Like being terrified of a teeter-totter, or a tunnel, some dogs can’t fathom being in the water, he says.

Steps to getting them ready to surf include a taste of zen — “teaching the dog how to have a calm state of mind — and to be stationary.”

That accomplished, dogs are introduced to the ocean, where they first simply float on a board. Then the trusted owner or handler lets go, and they start surfing.

Countering the natural flight instinct, trainers must get dogs to obey a “stay” command — on a board. This requires canines to gain confidence as well as trust.

“A dog giving you control of their movement — that’s like giving you control of their heart,” said Nila, 41, and a Lake Forest resient.

He used the analogy of a firefighter outside a home, telling a panicked resident not to keep looking for a way out of the flames but to trust the rescuer’s word: “I’m punching a hole here.”

Water dogs pose a different problem, he said.

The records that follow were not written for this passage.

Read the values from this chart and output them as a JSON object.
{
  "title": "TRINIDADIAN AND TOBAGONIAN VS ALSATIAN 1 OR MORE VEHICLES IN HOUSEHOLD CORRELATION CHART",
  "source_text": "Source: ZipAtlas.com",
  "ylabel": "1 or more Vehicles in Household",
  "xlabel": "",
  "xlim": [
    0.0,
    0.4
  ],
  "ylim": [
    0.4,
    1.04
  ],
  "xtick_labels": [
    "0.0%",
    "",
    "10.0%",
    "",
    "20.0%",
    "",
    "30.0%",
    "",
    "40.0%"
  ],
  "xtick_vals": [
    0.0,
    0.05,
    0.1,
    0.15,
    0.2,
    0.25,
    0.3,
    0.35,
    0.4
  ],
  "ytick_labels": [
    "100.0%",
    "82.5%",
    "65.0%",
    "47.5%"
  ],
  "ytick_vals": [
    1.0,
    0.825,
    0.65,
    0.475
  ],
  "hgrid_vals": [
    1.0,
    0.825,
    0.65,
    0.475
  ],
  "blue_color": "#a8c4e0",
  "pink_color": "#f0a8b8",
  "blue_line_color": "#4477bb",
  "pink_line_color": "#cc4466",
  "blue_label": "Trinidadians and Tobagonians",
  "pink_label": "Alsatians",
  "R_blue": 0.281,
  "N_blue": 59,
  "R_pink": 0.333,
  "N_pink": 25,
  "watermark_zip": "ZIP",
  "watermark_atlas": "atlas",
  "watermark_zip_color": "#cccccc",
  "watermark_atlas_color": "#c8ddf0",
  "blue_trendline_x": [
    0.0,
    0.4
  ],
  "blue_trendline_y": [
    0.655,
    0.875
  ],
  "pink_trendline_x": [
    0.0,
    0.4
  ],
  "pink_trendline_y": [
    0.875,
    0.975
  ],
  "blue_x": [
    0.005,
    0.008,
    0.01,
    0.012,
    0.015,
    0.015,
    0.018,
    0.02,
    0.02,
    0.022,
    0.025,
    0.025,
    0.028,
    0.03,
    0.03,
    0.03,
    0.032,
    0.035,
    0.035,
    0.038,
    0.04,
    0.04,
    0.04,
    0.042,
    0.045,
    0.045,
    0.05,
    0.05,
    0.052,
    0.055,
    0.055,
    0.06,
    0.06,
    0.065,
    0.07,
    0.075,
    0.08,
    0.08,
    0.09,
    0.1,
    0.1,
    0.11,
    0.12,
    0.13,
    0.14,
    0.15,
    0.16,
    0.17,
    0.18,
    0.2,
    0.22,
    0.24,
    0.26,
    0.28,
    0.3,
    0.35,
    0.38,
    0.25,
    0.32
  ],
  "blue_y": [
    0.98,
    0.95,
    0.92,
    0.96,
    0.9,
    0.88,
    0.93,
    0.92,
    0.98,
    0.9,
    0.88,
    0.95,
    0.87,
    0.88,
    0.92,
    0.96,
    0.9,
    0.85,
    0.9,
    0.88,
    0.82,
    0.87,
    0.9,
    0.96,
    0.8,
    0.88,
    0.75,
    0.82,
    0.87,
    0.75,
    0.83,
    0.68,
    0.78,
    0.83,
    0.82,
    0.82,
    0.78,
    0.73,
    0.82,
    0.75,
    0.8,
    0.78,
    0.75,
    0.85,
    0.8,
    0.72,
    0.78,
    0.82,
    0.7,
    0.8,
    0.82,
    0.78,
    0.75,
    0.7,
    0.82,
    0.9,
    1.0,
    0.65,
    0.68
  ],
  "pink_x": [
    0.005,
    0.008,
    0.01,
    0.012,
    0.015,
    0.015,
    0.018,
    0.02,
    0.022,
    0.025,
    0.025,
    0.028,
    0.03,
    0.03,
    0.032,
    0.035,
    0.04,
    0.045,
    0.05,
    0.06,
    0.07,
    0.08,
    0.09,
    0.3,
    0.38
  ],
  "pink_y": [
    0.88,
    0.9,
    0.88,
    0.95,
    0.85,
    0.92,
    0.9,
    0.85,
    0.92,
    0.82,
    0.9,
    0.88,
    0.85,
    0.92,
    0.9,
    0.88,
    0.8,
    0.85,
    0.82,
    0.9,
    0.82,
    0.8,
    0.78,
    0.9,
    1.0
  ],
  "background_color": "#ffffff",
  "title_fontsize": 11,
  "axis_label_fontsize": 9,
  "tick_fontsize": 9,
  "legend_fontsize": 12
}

They want to jump into the sea rather than stick to surfing.

Nila says everyone’s No. 1 concern at the annual event is the safety of the dogs, whose entry fees and associated fund-raisers support the San Diego Humane Society and SPCA.

Imperial Beach Mayor Serge Dedina, a connossieur of fine surfing, joined hundreds of others at the beach, where dogs competed in small, medium, large, extralarge and tandem divisions — with the cutest little ones starting at 9 a.m. and the heftiest taking to the waves at 11:20.